I was there when it happened -- I saw it with my own eyes. So I guess that makes me an eyewitness. You know, the death of SUV innovation.
It occurred at an auto show. Every automaker was showing off its latest massive, oversized econobox-crusher. It looked like a car lot run by Arnold Schwarzenegger.
Every vehicle, it seemed, was powered by a massive engine, some of them pumping out more horsepower than it took to send a rocket to the moon back in 1969. Everything was big: big fenders, big wheels, big bodies.
And it stank, really. Where had the real innovation gone? I didn't see any. So here's a memo to car designers:
When alloy wheels were an expensive option on a limited number of vehicles, they really stood out; they were cool. Now that they're standard on virtually every SUV, they're boring.

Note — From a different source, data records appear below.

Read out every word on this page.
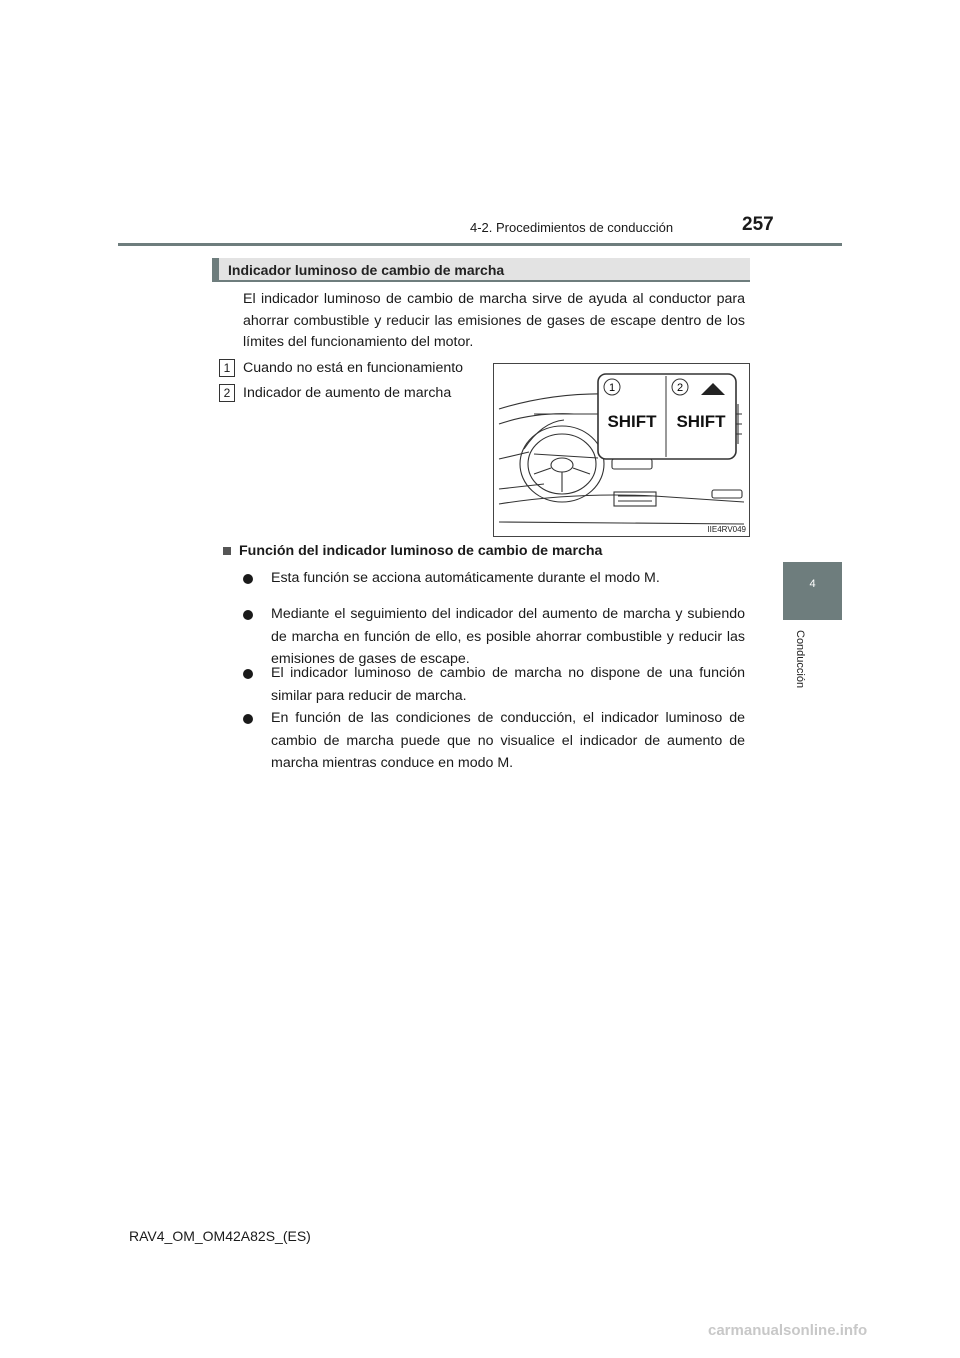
4-2. Procedimientos de conducción	257
4
Conducción
Indicador luminoso de cambio de marcha

El indicador luminoso de cambio de marcha sirve de ayuda al conductor para ahorrar combustible y reducir las emisiones de gases de escape dentro de los límites del funcionamiento del motor.

1 Cuando no está en funcionamiento
2 Indicador de aumento de marcha	1	2
SHIFT SHIFT
IIE4RV049
Función del indicador luminoso de cambio de marcha
Esta función se acciona automáticamente durante el modo M.
Mediante el seguimiento del indicador del aumento de marcha y subiendo de marcha en función de ello, es posible ahorrar combustible y reducir las emisiones de gases de escape.
El indicador luminoso de cambio de marcha no dispone de una función similar para reducir de marcha.
En función de las condiciones de conducción, el indicador luminoso de cambio de marcha puede que no visualice el indicador de aumento de marcha mientras conduce en modo M.
RAV4_OM_OM42A82S_(ES)
carmanualsonline.info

Let's try something else like a nice set of wheel covers or even just plain slotted steel wheels.
They've become the opera window of the SUV market. They're a dumb cliche used by dull people to impress other dull people. Let's drop them. And drop the fake rhino-guards and brush bars. They're cheesy.
Some of those huge SUVs have less carrying space than my daughter's Plymouth Acclaim. I checked out the Hummer H3 and was amazed at how little load space it offered in relation to its size. The Porsche and BMW boutique SUVs are two other examples of SUV styling without SUV utility.
Isn't utility a big reason why I'm supposed to want to buy an SUV?
Honestly, what benefit does a consumer get out of 17-, 18- or 19-inch tires? On the road, next to nothing. Off-road - well, OK, they are a bit better. But how many people actually take their SUVs off-road - 3 percent? 5 percent?
Meanwhile, most of us end up with lower fuel economy and higher replacement costs.
Some of those style marks have become caricatures of themselves. That's a sign that they've reached the end of the road. Let's come up with a totally new look that doesn't borrow from old ideas.
How about something with elegance and grace - something lithe and stylish?
How hard can that be to do? The 1963 Jeep Wagoneer had it. So did the 1984 Cherokee XJ.
When I think about the number of people who drive with a cell phone in one hand, a sandwich in the other, a hairbrush in still another hand, tuning their satellite radios while doing work on their laptops, I have to wonder: Is it really responsible to put so much horsepower in the hands of drivers who only occasionally bother to look where they're going?
By now some of you are thinking I'm anti-SUV. Nope. I've written four books about SUVs. Read them, and you'll see I'm not. What I'm against is staleness of thought, stagnation of ideas.
When SUVs first came out, they were cool because they were different. They occupied a small niche that grew rapidly.
Now that they're a large segment, they need to display some new ideas to make them continue to grow. If not, the segment will shrink.